A young black man sits with his legs dangling in a round pool of milky water. A tall, shaven-headed woman watches over him, carefully arranging bright flowers. Another woman stands by, anxious and worried.
This is the opening of Dipo Baruwa-Etti's An Unfinished Man, a bold, troubling, brilliant examination of the devastating effects of depression – one that in the hands of director Taio Lawson and his creative team manages to find powerful metaphors for this paralysing state.
Kayode (Fode Simbo) has been depressed for seven years. His state – represented by the pool of water in which he moves and which he cannot escape – means he can't find a job and it's beginning to affect his marriage to the British-born, ambitious Kikiope, who loves him, but is reaching the end of her patience. She wants him to see a counsellor, but he is convinced that he has been cursed on a visit to Nigeria as a child. That belief is encouraged by his mother (Lucy Vandi) and by the preacher Matanmi (Mark Springer) she brings in to "cure" her son against Kikiope's wishes.
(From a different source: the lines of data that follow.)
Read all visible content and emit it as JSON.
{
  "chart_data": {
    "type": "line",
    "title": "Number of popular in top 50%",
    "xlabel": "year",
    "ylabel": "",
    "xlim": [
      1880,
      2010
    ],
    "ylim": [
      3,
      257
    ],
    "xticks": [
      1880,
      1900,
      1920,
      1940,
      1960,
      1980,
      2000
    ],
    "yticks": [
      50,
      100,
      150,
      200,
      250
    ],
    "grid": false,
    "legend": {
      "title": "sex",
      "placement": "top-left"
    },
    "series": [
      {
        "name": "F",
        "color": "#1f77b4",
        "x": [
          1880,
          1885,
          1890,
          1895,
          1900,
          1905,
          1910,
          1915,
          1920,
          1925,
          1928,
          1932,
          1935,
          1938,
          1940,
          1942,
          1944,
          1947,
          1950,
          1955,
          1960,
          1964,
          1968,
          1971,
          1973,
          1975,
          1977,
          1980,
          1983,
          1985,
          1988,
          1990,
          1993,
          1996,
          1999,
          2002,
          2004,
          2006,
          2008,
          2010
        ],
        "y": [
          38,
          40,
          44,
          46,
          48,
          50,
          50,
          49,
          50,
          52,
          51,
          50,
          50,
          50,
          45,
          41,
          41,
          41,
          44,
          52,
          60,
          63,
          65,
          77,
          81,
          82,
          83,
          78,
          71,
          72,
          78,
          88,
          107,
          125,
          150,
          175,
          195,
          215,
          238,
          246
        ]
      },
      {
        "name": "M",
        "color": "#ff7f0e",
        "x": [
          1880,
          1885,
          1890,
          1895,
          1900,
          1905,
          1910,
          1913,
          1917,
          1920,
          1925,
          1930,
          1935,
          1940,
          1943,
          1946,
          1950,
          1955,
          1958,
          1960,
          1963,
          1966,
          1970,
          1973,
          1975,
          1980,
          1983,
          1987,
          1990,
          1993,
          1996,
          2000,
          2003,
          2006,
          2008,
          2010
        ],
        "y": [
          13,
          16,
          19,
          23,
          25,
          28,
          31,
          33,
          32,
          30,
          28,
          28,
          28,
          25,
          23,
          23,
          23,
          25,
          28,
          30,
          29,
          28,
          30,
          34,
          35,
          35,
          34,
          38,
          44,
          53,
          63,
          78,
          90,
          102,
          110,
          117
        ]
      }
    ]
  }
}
The spirit which Kayode sees is called Itan, played by Selina Jones with fiercely graceful force. They speak together in their own language. At first, he feels she is a power for the good, as she gently embraces him (in Robia Milliner's choreography), winding her hands around his body. Later, he battles her, demanding she leaves. But all the while he ignores what she tells him – that she is the history he carries with him.
Pragmatic Kikiope, lent watchful compassion by Teri Ann Bobb-Baxter, on the other hand, suggests that some of what her agonised husband is feeling might be caused by the simple pressures of contemporary life and its expectations.
Baruwa-Etti, the 2020 Channel 4 playwright, and already announced as a thrilling, original talent by the monologue The Sun, the Moon, and the Stars, packs a huge amount into the 60-odd minute running time, and not every idea entirely hits its mark. But he is wonderfully served both by all the performances, and by a production which brings everything together with impressive confidence.
Rosie Elnile's setting mixes the real and the fantastical. Carpet covers the stage around the pool, and clothes hang on homely hangers on the walls, but Itan has her own kingdom on a ledge at the back of the stage, from which she descends with stately purpose, unseen by anyone except the suffering man. A row of giant speakers are lined at the rear, through which George Dennis's soundtrack throbs.
Ciarán Cunningham's lighting holds the same delicate balance, filling the space with purplish light when Matanmi undertakes his exorcism. Meanwhile, director Lawson sends his cast around the auditorium, looking down on Kayode even as they offer their thoughts about him. There's a terrible sense of powerlessness as they all try to help: here is a good man becalmed by his psychological state, grasping at straws in his efforts to escape it.
It all makes for an involving and moving experience, powered by a rare desire to engage with an intractable and rarely discussed topic, and to give it vibrant theatrical form.